Eurozone finance ministers had confirmed the request for funding to help resolve Ireland’s debt crisis minutes before the prime minister’s announcement.
Cowen did not reveal the precise amount of the fund to help bail- out Ireland’s banking system and safeguard the stability of the euro, but it is reported to be between 80-90 billion euros.
Speaking at a press conference in Dublin, Cowen said the “solidarity shown to Ireland by other countries should also be shown in Ireland.”
Ireland’s request marks the first time a eurozone country has requested aid from the special bail-out fund, created earlier this year to make sure that eurozone nations would not have to improvise assistance plans for nations with troubled economies, as was the case with the Greek bail-out last spring.
Cowen said that Ireland’s low corporation tax rates, which have come under fire as unfair competition within the EU, would not be changed as part of the deal.
Finance Minister Brian Lenihan said Europe “stood fully with Ireland in relation to the eurozone.” He said the loan period had not been determined, although normal programmes applied over three years.
Cowen said the programme of aid for Ireland would involve a fund for the provision of capital needs, restructuring of the banks and a programme for reducing the budget deficit.
Lenihan said Ireland’s options had been narrowly circumscribed since 2008 and the government had acted appropriately.

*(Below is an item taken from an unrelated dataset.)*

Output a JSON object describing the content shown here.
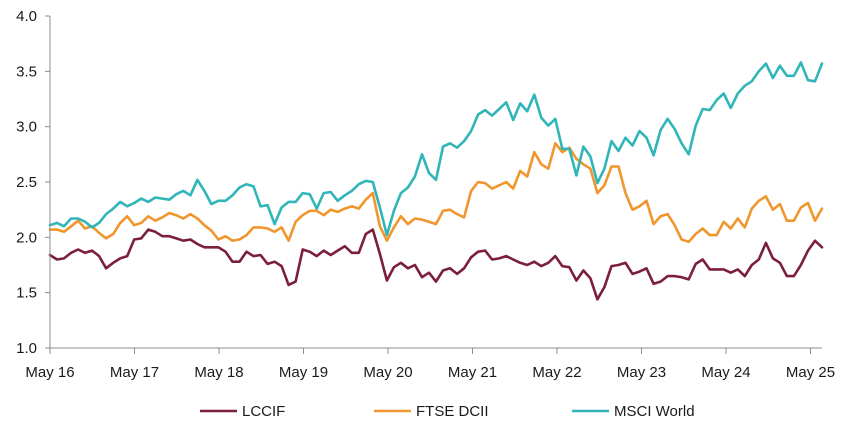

He said a clear option now was to look at bank assets – the vast part of the banks now being in public ownership – and to see what assets could be disposed off.
Conceding that Ireland’s debt problems had become “too big” for the country, Lehihan announced earlier Sunday that the country would apply for a financial rescue package from the EU, the International Monetary Fund (IMF) and the European Central Bank (ECB).
Ireland has been under pressure for over a week to accept an EU/IMF bailout to help solve its debt crisis.
Following the late Sunday announcement, IMF managing director Dominique Strauss-Kahn said we welcomed the EU response to Ireland’s request for assistance.
“The IMF stands ready to join this effort, including through a multi-year loan,” he said, adding that an IMF team, currently in Ireland, will now hold talks on an economic programme with the Irish authorities, European Commission and ECB.
A 45-billion-euro government (61.6-billion-dollar) bail-out of Ireland’s shaky banking sector sent the public deficit this year to a staggering 32 per cent of gross domestic product.
Lenihan said earlier Sunday the ECB was behind the Irish banking system and capital was needed to ensure the Irish banks had “firepower.”
But, he said banks had to be “weaned” away from central bank funding.
The amount of interest being charged was subject to negotiation but it would be “a lot less” that Ireland would have paid on the international markets.
Lenihan also said the minimum wage would have to be looked at as a way to boost government revenues.
The cabinet has approved a 160-page austerity plan for how Ireland will cut spending by 15 billion euros between now and the end of 2014.
The political fallout of the debt crisis is intensifying, with repeated calls for the resignation of Cowen, who heads the deeply unpopular Fianna Fail/Green coalition government.